Orientações do Departamento do Tesouro permitem que empresas peçam licença para a revenda de petróleo venezuelano a Cuba, desde que as operações apoiem o povo cubano e excluam militares
Revenda de petróleo venezuelano a Cuba poderá ser autorizada por meio de licenças específicas do Departamento do Tesouro dos Estados Unidos, em medida que busca aliviar a escassez de combustível na ilha.
A oferta vale para empresas que peçam licença, com a condição de que as transações não beneficiem o governo cubano ou as Forças Armadas, e que apoiem usos comerciais e humanitários.
Entre os pontos já divulgados está a exclusão de operações que envolvam ou beneficiem instituições militares ou governamentais, e requisitos comerciais usuais deverão ser respeitados, como garantias bancárias e pagamento antecipado, em muitos casos, conforme informação divulgada pelo g1.
Como funciona a autorização
O Departamento do Tesouro informou que vai autorizar empresas a solicitar licença para revender petróleo venezuelano a Cuba, em orientação publicada em seu site.
A medida visa permitir que comerciantes comprem cargas armazenadas no Caribe ou no mercado internacional e as revendam a compradores cubanos, desde que se cumpram as condições impostas pelas autorizações.
Segundo a orientação, as transações autorizadas devem ‘apoiar o povo cubano, incluindo o setor privado’, o que abrange exportações para uso comercial e humanitário na ilha.
Por que a medida foi adotada agora
A decisão ocorre depois que o envio de petróleo a Cuba foi interrompido em janeiro, quando Washington assumiu o controle das exportações venezuelanas, situação que agravou a crise energética em Havana.
Por mais de 25 anos, a Venezuela foi a principal fornecedora de petróleo bruto e combustíveis para Cuba, por meio de um acordo bilateral, e a suspensão das remessas contribuiu para uma grave escassez de combustíveis na ilha.
Além disso, autoridades norte-americanas indicaram que aliados da Venezuela, que recebiam petróleo por meio de trocas e quitação de dívidas, agora terão de pagar preços de mercado pelas cargas, conforme declaração do presidente dos EUA, Donald Trump.
Implicações para Cuba e para o mercado
A autorização pode aliviar a falta de combustível em Cuba, mas há incertezas sobre a capacidade de pagamento da ilha, que enfrenta dificuldades financeiras há anos.
Mesmo com licenças concedidas, as operações junto a grandes trading houses, que controlam grande parte do petróleo venezuelano, devem seguir termos comerciais, como garantias e pagamento antecipado, e não há garantia de que Havana terá acesso a créditos ou condições especiais.

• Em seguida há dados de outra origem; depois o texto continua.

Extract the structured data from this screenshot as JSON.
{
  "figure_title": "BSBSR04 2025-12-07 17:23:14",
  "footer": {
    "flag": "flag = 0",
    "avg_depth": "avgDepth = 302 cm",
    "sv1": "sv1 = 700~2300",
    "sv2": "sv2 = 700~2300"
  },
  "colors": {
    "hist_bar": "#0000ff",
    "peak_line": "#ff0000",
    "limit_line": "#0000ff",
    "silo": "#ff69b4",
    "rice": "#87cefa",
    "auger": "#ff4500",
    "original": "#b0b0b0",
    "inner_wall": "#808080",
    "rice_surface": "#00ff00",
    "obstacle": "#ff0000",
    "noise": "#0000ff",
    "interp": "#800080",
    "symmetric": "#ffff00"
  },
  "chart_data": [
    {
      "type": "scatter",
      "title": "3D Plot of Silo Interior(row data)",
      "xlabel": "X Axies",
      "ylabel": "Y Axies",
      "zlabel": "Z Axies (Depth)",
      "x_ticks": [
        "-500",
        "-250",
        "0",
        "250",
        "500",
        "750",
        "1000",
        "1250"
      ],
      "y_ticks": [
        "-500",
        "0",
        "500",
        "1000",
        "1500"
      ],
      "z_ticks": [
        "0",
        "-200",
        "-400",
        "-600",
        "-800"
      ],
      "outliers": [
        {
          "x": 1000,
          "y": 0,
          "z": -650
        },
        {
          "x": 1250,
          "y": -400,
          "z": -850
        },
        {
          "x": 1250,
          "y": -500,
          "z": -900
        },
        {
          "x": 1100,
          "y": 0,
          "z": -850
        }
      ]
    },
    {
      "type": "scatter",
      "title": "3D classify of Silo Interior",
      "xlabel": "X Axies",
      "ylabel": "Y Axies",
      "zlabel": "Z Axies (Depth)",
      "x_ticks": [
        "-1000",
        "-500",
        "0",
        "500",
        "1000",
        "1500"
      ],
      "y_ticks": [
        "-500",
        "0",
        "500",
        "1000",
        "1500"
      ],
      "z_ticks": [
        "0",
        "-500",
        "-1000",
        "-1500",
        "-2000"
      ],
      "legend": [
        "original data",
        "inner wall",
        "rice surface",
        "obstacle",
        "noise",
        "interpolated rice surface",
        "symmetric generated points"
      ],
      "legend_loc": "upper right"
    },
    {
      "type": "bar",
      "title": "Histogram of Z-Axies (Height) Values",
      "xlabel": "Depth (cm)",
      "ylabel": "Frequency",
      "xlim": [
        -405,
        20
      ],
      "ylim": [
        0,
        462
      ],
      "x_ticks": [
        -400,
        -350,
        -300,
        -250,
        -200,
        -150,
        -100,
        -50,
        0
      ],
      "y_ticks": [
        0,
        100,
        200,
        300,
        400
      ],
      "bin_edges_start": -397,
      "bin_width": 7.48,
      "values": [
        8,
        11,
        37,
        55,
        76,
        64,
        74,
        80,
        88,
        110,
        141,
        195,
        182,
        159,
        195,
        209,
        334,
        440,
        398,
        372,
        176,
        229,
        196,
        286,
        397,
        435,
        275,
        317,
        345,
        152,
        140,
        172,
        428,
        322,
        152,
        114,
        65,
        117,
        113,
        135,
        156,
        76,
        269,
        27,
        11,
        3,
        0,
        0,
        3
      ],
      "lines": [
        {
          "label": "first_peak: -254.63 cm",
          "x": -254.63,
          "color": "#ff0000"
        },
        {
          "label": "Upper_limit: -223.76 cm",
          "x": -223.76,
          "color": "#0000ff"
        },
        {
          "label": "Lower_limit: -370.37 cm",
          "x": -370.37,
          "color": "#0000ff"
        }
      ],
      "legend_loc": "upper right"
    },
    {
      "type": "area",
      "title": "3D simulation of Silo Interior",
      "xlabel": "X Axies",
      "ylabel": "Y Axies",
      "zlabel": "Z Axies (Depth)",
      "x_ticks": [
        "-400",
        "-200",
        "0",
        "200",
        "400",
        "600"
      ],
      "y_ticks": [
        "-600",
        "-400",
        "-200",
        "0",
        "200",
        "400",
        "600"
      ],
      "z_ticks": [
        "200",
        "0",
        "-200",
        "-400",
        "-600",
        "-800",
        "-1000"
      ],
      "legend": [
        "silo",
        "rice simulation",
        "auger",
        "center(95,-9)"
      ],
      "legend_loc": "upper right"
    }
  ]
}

A orientação também especifica que interessados não precisam ter obrigatoriamente uma empresa constituída nos Estados Unidos, e que restrições previstas em uma licença anterior, concedida em janeiro para exportação ampla, não se aplicarão a Cuba.
Contexto político e regional
A liberação das licenças chega em momento de intensa diplomacia no Caribe, inclusive com a presença do secretário de Estado dos EUA, Marco Rubio, que viajou à região para tratar do impacto humanitário e de estabilidade decorrente da crise em Cuba.
Analistas destacam que, embora a medida tenha potencial para reduzir a pressão imediata sobre a população cubana, sua eficácia dependerá de fatores comerciais e financeiros, e da estrita observância da cláusula que impede benefícios a forças ou órgãos do Estado cubano.